Saturday, January 28, 2012

First Day Fritters

I just finished my first day of classes. I have a really good class of students oriented toward the sciences and engineering.

After introducing myself, we talked about expectations, and so I polled the class on what they thought my expectations were, which they knew: come on time, bring books and pens to class, bring your own brain, and show respect. By BYOB, I explained that getting enough sleep, eating breakfast, and being mentally prepared were important. I explained why sleep deprivation damaged their ability to think and remember, by decreasing the availability of neurotransmittance and re-generation of neurotransmitter stock in the synapse bulbs (in much easier language, of course).


Fig. 1: Sleep deprivation & Neurotransmitter sites:
Decreased activity & re-generation cycle

We then talked about their experiences in the past semester. They were under no illusions about how education ran here, and were aware of the student protest, which they said were focused on the assessment regime in place at the time. They were not happy with their essay writing teacher, whose class taught them nothing. I asked them if they could recall what aspects of writing were difficult. They told me the teacher talked about the general structure of essays, but how sentence construction could change within the essay, and why, was not covered. Specifically, they did not practice distinguishing between opinions and facts; reports are associated with factual writing, but essays require both in tandem in order to persuade.

Fig. 2: Distinguishing facts from opinions

We then went through an essay they chose and collaborated on. We seized upon the controversial issue (they knew about "controversy"): "The most important contribution to the world from Saudi Arabia is the export of dates", knowing of course that oil probably is. We talked about background, how the topic (dates) might need an introductory statement, as date eating is not common in North America. At the same time, the statement needs to be made in an attention-grabbing way: "Middle-eastern peoples have been eating dates for over 5000 years." The body of the essay entailed the concepts of rarity, health, and deliciousness. Cosntucting the sentences and the facts each point needed followed, and writing a conclusion that tied with the background: "Dates will continue to be important in the future, and likely will become the main export from Mars once humans establish habitations there." That took up the first class (from 8 until 940AM). One student said he learned more about essays in this class than everything his teacher taught last semester.

From 10 til 1140, we played a game. I gave them topics, for which they constructed 2 opinion and 2 factual sentences. Each team in turn would then read one sentence, and based on it the other teams had to guess what it was. If they could guess after the first clue, they got 4 points, three after the second, and so on. If teams could not guess, the reading team would get the four points. We tried that twice, and then one student suggested they write the questions, instead of the clues, in order to get more specific information. That variation worked as well. Between topic choice, sentence and question formation, and then team interaction, the game took about one hour.

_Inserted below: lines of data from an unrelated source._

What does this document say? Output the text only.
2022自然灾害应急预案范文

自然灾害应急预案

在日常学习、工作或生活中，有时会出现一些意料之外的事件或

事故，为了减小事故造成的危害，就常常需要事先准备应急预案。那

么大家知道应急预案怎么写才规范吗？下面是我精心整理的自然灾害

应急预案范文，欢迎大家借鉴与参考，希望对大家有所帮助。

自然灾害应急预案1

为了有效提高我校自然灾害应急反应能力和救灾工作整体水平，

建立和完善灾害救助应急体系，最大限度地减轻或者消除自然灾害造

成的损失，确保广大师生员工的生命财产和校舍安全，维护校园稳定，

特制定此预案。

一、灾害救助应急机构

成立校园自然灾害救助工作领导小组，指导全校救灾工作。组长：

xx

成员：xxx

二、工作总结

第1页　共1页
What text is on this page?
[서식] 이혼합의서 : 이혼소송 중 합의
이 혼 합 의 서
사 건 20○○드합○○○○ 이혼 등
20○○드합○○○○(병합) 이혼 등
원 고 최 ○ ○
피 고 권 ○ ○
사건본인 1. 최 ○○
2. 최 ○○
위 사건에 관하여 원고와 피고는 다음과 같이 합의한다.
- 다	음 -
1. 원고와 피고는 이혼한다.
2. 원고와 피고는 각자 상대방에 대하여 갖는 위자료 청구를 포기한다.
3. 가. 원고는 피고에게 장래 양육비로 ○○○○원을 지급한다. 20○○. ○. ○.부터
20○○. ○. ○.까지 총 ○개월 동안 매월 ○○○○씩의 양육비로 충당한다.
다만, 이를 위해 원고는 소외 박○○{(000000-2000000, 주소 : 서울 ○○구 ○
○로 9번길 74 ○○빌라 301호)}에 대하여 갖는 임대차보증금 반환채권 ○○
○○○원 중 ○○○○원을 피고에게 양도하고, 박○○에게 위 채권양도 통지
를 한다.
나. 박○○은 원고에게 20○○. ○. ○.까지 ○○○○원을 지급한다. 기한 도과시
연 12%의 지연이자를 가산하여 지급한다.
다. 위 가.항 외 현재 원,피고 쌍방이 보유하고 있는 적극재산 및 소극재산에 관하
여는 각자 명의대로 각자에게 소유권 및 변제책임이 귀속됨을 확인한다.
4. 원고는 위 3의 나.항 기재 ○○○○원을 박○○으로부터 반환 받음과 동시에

In the last fifteen minutes or so, we reviewed the expectations for the class, and then I practiced the names of the students for 5 minutes, and I am pretty sure I have their 11 faces and names now (attending out of 14 students registered): Sulaiman, Faisal, Abdul-rahman, Kamal, Khaled X2, Monamur, Achmed, Abdullah X2, and Mohammed (maybe...).

That was the end of class. I hope to get my textbook and teaching materials in a moment, so that tomorrow I can actually teach according to the set curriculum.